Il complesso della Total è diviso in due dalla route industrielle, che taglia in due la vallata petrolifera fino al mare. Dall’altro lato della carreggiata si staglia un’altra mega-struttura, del tutto simile alla raffineria vera e propria: l’impianto petrolchimico, dove si fabbrica la plastica.

Qui, gli operai hanno il turno un’ora dopo i loro colleghi della raffineria. Mentre questi ultimi stanno già entrando, i lavoratori del petrolchimico hanno appena cominciato a riunirsi. Sono una cinquantina, in semicerchio attorno ai cancelli. Non c’è il gazebo, ma un impianto con cassa e microfono in mezzo al piazzale, che alcuni delegati della Cgt stanno utilizzando per dirigere l’assemblea. Dopo aver approvato il blocco fino al 27, si discute in assemblea delle altre raffinerie che hanno mollato, e delle precettazioni ordinate dal governo con l’ausilio della gendarmerie, che hanno avuto la meglio sugli impianti più piccoli e meno sindacalizzati.

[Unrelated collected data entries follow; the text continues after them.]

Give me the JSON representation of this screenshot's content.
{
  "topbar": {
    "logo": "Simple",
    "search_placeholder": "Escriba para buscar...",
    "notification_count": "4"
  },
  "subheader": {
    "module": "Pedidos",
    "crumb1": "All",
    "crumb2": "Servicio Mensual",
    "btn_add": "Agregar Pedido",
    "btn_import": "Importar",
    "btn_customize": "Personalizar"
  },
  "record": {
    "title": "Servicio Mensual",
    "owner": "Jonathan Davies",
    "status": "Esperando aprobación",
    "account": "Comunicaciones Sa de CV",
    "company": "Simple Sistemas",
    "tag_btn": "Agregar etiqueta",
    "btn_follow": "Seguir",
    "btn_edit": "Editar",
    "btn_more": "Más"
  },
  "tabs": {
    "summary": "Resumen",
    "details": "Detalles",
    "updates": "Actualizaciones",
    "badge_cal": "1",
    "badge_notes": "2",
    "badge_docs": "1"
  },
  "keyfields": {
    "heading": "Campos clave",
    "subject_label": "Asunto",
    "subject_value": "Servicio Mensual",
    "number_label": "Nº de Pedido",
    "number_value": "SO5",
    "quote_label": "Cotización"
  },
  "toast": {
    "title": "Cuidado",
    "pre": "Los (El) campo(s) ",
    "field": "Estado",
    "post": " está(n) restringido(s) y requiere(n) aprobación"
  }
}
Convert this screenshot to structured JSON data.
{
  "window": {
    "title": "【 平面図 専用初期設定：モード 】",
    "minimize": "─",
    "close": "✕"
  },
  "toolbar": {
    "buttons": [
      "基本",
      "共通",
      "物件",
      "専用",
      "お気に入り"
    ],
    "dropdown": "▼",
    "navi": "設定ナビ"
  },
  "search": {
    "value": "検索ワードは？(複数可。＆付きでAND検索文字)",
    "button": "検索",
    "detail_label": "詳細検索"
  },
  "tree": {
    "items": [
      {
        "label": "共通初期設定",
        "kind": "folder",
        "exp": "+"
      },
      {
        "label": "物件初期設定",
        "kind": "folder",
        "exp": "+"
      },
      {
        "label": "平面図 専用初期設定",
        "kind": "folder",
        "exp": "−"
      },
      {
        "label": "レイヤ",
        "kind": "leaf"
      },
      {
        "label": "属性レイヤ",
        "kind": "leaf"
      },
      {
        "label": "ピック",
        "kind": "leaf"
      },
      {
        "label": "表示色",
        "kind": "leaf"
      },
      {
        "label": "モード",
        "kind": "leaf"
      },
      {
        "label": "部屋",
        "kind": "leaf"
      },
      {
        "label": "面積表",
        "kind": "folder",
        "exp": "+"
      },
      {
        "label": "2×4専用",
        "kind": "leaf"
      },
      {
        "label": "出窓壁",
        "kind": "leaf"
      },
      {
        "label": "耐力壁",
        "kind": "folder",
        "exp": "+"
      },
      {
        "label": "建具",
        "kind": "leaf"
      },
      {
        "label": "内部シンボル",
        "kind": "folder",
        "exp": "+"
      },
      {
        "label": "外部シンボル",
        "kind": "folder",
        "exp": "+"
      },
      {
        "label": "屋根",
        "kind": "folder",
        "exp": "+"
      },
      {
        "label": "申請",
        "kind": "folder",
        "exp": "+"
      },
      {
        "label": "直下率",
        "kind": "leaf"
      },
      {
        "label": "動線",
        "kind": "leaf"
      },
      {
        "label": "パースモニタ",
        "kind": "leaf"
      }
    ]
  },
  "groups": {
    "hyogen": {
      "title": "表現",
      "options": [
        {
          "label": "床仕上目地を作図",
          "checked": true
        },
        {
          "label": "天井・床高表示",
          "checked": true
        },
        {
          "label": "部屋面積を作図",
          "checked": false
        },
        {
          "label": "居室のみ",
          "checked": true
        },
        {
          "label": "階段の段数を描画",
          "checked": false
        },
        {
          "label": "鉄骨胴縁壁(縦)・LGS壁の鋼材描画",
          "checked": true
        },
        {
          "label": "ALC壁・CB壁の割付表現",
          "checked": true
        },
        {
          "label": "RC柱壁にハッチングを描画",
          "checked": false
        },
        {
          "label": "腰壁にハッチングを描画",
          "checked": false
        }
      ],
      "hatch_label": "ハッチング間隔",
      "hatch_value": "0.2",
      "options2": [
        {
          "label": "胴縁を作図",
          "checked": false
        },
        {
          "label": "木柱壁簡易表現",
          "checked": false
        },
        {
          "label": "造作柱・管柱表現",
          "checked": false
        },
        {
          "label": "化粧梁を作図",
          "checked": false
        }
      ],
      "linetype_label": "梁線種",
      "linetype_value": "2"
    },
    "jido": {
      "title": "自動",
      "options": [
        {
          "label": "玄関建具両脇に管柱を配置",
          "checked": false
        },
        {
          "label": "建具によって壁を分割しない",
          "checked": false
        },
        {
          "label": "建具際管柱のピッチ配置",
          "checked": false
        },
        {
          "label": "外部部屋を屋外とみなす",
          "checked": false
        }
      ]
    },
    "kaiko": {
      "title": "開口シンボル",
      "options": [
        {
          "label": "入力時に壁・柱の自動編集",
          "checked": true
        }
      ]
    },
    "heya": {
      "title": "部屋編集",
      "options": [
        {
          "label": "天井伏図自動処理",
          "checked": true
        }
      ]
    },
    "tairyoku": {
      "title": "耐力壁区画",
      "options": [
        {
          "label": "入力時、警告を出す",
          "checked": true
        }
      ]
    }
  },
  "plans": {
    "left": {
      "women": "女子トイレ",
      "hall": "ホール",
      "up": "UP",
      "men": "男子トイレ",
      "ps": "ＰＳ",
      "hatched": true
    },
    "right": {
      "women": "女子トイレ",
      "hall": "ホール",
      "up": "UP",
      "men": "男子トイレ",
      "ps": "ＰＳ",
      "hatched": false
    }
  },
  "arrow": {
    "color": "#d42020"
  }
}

«Le precettazioni sono state molto violente, è naturale che il movimento sia scemato in seguito», spiega Johann Sonnet, operaio del petrolchimico, iscritto alla Cgt. «Quando hai la polizia che ti viene a cercare a casa a mezzanotte per obbligarti ad andare a lavorare alle 5, e che lo devi spiegare a tua moglie e ai tuoi figli, è un carico mentale non indifferente».

Il sito di Le Havre, tuttavia, è diverso dagli altri. È il cuore pulsante di un bacino industriale che (secondo le cifre della regione) dà lavoro a 50.000 persone, un luogo strategico e iper-sindacalizzato, con una solidarietà operaia sviluppata nei decenni. «È già successo che ci abbiano precettato, ma senza grandi risultati. Sanno che se ci mettono troppa pressione addosso, le altre imprese della zona potrebbero mettersi in sciopero», causando disagi ad altre imprese strategiche della filiera dei carburanti. Con i porti di scarico delle navi petroliere e gli altri impianti bloccati, «non uscirebbe neanche più quel poco di cherosene che ancora c’è oggi».

Al turno di notte, le assemblee durano meno. Attorno alle 9 di sera, le macchine degli operai ricominciano a occupare il piazzale davanti alla raffineria, mentre una trentina di lavoratori si dirige verso il gazebo. «La puzza di petrolio ti si attacca ai vestiti, ai capelli, ti rimane addosso per giorni», non c’è doccia che tenga, assicura Michel, operaio agli impianti elettrici, a Total dal 2001. «Alla puzza devi aggiungere gli orari, i turni di notte, 3 weekend su 5. Ho una famiglia, così dicono, perché io non li vedo mai» dice ridendo.

Con gli altri colleghi del turno di notte, Michel si ferma a discutere coi delegati della Cgt. Ancora niente, in tutta la giornata non c’è nessuna nuova notizia sulla trattativa vera e propria con la direzione locale. Il delegato del sindacato, Romuald Masson, anche lui della raffineria, assicura che «in questi giorni, la direzione sta semplicemente rifiutando il dialogo». È stanco, spazientito, fuma una sigaretta dopo l’altra. Spiega che sono giorni che non dorme, tra la mobilitazione e i turni di notte. «Lo sciopero ti prende tutto lo spazio nella testa, non pensi ad altro. Ti mangia il cervello».